During his early time with Palmer Home, Foster said he was tasked with finding a way to assess children and help them in essential areas of their lives. This idea would become the basis for the Whole Child Initiative.
Foster said the initial idea came from the current president and CEO of the Palmer Home, Drake Bassett.
The Whole Child Initiative program labels itself as a “comprehensive approach,” and works by examining each child’s individual needs. What it gives those who care for children, is the training and insight needed to address the spiritual, emotional, physical and educational areas of a child’s life. Foster said his task involved writing a curriculum for online and on-site training addressing these needs.
So far, Foster has written 26 lessons with nine lessons now available online.

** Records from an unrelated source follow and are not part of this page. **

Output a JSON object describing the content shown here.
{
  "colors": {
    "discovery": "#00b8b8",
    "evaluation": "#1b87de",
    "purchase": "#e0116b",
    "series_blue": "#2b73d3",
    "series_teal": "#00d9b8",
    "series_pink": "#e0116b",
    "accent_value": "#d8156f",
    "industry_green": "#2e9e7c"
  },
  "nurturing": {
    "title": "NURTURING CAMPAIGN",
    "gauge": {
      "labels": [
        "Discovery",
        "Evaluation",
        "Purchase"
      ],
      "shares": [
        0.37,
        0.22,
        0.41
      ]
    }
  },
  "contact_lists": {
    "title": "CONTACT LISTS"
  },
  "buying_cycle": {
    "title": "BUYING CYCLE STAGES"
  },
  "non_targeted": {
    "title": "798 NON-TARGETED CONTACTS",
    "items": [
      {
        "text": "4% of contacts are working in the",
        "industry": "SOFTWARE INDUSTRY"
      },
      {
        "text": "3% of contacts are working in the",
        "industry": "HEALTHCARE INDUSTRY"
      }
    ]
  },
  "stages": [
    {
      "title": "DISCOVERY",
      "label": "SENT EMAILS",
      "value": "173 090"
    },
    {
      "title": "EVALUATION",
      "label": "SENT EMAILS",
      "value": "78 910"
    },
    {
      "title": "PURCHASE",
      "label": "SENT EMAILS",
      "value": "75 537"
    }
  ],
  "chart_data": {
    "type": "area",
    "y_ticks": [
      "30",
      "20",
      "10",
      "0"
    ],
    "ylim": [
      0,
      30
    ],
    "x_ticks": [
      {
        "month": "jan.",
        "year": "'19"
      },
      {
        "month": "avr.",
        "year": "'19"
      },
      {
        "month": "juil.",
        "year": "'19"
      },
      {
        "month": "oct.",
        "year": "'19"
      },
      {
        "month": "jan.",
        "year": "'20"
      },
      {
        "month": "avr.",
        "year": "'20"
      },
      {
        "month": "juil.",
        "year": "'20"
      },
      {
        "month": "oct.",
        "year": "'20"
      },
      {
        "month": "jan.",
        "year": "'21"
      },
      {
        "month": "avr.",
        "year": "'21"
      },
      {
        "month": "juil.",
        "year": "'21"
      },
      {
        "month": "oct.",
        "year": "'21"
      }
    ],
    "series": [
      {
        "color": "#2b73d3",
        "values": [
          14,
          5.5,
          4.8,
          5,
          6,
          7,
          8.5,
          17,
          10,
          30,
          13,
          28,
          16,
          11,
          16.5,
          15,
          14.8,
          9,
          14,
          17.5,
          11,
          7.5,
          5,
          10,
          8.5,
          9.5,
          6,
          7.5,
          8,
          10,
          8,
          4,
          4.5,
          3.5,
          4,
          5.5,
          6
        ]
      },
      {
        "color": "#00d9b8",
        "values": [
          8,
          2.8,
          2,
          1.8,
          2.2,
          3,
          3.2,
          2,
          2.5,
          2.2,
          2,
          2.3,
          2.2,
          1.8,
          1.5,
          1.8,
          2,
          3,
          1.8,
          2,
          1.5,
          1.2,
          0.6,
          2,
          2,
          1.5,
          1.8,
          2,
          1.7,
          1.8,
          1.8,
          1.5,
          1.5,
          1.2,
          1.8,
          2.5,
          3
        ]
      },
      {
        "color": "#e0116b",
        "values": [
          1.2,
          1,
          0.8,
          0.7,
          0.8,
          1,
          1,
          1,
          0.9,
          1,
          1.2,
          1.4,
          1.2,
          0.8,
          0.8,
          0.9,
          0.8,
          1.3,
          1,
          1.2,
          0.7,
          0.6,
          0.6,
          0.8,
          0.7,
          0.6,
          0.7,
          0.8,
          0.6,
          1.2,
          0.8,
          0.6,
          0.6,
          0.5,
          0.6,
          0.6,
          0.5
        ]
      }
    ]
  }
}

What Foster said he found in his 40 years of clinical experience working with children’s homes is that agencies focus only on one or two of those areas not all four. He said each of the four areas impacts the other in some way or another.
Poor nutrition (physical) will affect a child’s emotional and educational abilities while abused and neglected children suffer emotionally, physically and spiritually.
Foster said he sees the future of the program constantly evolving from the contributions of others as well as the online resources continually expanding on the topics and issues the Whole Child Initiative covers.
Although quickly approaching retirement, Foster and his wife, who teaches at the Palmer Home’s school, want to remain active participants with the Palmer Home continuing in some capacity for as long as they can.
When the times does arrive for him to retire, Foster knows others will take up the task he started with the Whole Child Initiative, and continue to follow the Palmer Home’s mandate to help children in need.